I will also sell to you our commission structure which is really great and our top billers earn over 6 figures. (But what I haven’t told you is that this is their total earnings since they began working here 4 years ago….) and my commission structure IS amazing. But it is SO complicated, you need to have a Masters in maths to work it out.
HOWEVER, the directors have the right to alter the commission structure at any time, without prior consent or notification to any of the staff.
- Minimum requirements:
I need you to have a sense of humour, as my god, you will need it on bad days. You will need to be resilient and work harder than you have ever worked before. Seriously.
You need to be able to read people, think ahead and foresee human behaviours before they even know what they are thinking. You must be able to work as part of a team and yet inherently be really selfish. You must be driven and ambitious but be aware, so is everyone else I employ.

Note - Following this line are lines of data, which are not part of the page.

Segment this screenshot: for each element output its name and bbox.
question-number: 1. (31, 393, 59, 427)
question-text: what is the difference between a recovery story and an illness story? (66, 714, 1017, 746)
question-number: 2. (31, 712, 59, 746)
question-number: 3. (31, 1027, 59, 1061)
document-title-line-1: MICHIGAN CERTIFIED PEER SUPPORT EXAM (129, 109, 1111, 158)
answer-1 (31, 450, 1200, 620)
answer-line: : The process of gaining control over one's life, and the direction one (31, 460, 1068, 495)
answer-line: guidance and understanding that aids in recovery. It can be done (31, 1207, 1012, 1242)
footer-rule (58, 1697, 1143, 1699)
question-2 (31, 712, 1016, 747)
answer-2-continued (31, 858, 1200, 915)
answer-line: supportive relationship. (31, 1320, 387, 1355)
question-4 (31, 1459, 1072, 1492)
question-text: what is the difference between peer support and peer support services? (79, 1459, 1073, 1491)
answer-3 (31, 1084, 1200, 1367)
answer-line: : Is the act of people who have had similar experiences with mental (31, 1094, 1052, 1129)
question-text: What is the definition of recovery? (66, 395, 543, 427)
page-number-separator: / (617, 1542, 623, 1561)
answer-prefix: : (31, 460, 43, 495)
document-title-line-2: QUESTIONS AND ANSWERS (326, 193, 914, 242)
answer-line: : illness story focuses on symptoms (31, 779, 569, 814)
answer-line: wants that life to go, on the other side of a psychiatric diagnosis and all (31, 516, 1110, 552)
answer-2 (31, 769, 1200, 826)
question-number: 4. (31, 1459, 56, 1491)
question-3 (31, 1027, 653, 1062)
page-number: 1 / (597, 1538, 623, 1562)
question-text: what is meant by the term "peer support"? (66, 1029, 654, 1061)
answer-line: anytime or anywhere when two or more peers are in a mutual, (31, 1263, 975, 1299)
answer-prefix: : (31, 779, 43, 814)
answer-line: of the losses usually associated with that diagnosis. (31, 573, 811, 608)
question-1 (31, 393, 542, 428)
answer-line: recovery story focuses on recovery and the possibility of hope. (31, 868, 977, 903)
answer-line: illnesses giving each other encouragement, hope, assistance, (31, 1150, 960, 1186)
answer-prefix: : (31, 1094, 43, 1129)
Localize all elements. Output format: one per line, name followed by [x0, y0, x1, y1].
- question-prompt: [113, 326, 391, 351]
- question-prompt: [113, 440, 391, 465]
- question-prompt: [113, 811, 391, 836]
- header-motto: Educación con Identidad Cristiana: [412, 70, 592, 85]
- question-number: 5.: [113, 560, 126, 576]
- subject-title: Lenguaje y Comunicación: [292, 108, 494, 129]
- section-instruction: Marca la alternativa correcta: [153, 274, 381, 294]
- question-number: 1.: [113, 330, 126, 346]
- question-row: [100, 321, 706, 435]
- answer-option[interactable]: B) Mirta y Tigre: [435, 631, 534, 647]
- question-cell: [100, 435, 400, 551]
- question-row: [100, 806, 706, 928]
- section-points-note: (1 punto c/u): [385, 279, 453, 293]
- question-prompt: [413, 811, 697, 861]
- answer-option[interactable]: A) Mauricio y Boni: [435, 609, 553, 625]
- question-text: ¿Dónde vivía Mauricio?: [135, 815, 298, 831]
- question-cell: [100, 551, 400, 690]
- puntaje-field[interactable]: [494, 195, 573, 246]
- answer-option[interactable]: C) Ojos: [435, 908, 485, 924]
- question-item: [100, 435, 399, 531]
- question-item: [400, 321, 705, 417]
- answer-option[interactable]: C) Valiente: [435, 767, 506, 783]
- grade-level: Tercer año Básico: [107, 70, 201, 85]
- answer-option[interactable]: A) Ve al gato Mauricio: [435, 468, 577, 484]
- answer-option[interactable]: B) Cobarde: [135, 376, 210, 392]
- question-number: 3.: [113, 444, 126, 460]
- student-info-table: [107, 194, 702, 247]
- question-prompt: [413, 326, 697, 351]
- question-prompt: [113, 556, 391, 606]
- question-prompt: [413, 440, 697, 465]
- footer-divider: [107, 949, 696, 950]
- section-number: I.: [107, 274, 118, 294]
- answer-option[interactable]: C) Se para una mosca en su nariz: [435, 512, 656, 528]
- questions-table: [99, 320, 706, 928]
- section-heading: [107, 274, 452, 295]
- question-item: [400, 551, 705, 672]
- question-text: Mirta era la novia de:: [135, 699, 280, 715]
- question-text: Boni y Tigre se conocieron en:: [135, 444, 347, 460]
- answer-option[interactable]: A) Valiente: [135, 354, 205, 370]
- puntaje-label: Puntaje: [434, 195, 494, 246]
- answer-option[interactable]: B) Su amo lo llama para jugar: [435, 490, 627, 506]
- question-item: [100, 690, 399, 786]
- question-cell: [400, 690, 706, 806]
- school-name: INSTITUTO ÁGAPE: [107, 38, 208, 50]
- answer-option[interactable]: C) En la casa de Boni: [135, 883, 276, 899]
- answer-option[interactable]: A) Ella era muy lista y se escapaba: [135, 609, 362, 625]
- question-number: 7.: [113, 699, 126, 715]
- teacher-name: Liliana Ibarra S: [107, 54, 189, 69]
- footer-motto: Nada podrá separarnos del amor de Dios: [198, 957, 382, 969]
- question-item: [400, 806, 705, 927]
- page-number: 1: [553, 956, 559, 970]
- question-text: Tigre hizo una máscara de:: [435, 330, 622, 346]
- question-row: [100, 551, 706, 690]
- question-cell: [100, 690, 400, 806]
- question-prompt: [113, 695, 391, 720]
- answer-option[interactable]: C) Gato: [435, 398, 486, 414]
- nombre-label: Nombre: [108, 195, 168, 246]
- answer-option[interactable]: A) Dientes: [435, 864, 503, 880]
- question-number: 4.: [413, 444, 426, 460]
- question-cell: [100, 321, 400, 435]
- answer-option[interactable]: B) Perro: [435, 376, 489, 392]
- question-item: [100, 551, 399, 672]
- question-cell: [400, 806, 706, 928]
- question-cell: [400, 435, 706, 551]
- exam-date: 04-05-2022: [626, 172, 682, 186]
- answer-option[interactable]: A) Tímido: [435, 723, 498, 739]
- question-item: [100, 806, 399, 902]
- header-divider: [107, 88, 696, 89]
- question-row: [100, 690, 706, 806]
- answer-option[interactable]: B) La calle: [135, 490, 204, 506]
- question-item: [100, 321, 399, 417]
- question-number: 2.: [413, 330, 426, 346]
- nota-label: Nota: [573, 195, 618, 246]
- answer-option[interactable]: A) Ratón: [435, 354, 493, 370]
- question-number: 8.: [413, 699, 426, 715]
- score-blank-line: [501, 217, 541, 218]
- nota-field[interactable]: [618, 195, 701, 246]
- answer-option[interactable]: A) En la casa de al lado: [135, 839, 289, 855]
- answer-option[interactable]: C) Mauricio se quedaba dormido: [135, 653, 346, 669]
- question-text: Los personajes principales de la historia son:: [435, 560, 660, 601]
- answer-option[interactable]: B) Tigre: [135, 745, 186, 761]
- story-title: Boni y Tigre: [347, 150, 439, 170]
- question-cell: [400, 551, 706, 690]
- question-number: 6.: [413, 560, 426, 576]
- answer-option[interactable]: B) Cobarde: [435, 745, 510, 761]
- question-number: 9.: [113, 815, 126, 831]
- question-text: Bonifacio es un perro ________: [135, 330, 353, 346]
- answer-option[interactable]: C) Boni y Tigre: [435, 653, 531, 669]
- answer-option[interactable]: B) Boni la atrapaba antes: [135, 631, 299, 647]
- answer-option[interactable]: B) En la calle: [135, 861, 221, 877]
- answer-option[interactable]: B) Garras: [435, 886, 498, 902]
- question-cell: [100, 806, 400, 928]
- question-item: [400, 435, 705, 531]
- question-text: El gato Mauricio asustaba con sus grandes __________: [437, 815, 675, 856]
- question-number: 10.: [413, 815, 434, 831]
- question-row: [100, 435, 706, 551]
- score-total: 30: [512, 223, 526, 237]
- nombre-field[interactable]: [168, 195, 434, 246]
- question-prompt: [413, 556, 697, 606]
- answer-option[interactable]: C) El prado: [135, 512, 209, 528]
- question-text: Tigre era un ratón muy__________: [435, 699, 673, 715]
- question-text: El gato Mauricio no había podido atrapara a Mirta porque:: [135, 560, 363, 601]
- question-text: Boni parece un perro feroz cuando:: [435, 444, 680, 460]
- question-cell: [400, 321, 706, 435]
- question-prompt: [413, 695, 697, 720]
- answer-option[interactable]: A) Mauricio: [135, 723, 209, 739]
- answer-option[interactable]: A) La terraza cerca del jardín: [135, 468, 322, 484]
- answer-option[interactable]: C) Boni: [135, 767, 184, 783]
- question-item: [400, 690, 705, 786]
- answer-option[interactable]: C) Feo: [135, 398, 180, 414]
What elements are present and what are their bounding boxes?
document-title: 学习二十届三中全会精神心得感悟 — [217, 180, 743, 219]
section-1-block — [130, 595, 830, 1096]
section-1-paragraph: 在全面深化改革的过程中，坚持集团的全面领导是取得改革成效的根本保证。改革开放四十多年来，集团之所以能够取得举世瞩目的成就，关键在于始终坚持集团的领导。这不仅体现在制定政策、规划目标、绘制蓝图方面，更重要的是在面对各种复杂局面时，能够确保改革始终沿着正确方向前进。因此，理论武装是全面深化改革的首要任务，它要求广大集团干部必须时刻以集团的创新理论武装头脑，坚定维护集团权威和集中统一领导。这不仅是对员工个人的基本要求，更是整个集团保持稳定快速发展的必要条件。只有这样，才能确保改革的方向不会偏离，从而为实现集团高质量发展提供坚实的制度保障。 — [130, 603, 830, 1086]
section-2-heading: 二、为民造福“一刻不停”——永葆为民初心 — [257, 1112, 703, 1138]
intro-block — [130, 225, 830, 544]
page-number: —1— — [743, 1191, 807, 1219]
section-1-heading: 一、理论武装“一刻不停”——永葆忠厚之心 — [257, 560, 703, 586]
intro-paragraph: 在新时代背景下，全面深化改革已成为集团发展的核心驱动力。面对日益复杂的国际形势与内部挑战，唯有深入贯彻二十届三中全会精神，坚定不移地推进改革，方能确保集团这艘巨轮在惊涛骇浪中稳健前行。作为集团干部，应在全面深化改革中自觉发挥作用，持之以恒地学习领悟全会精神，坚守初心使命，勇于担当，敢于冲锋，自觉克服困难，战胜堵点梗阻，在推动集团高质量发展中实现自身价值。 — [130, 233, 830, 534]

You must have an incredible memory so you can recall peoples’ stories and be creative in order to embellish slightly if you can’t quite recall why they left that last job.
You must be paranoid as this will keep you on your toes. You must love picking up the phone and speaking to people. A love of business is essential, as I don’t want someone who just asks “have you got any jobs?”
You cynical old bird, Lysha.
Now reading this, I have shocked myself at how cynical I am. And I am not actually. I love recruitment so much – I love it more every year I spend in it and this is my 18th year, and I am a passionate ambassador and advocate for our wonderful industry.
The recruiters I meet on the whole are wonderful- full of personality, testimony to how balanced a true recruiter actually needs to be. Passionate, caring, considerate, successful. Insightful to their sectors, knowledgeable , fearless about just getting on with it (I thought I would define that in advance of Mitch Sullivan asking), informative and proactive. Evolving into a marketeer but still salesy at heart. Well presented, polished yet approachable and engaging. Phew! What a hybrid human we have become!
The basis of what this parody job advert for recruitment is based on all the stereotypical bad places to work; I personally, as a R2R, choose to partner recruitment companies who offer great environments and career opportunities. And I am proud to be their R2R partner.
Have you often thought job adverts should be written with more honesty or did Justin and my parody go a step too far?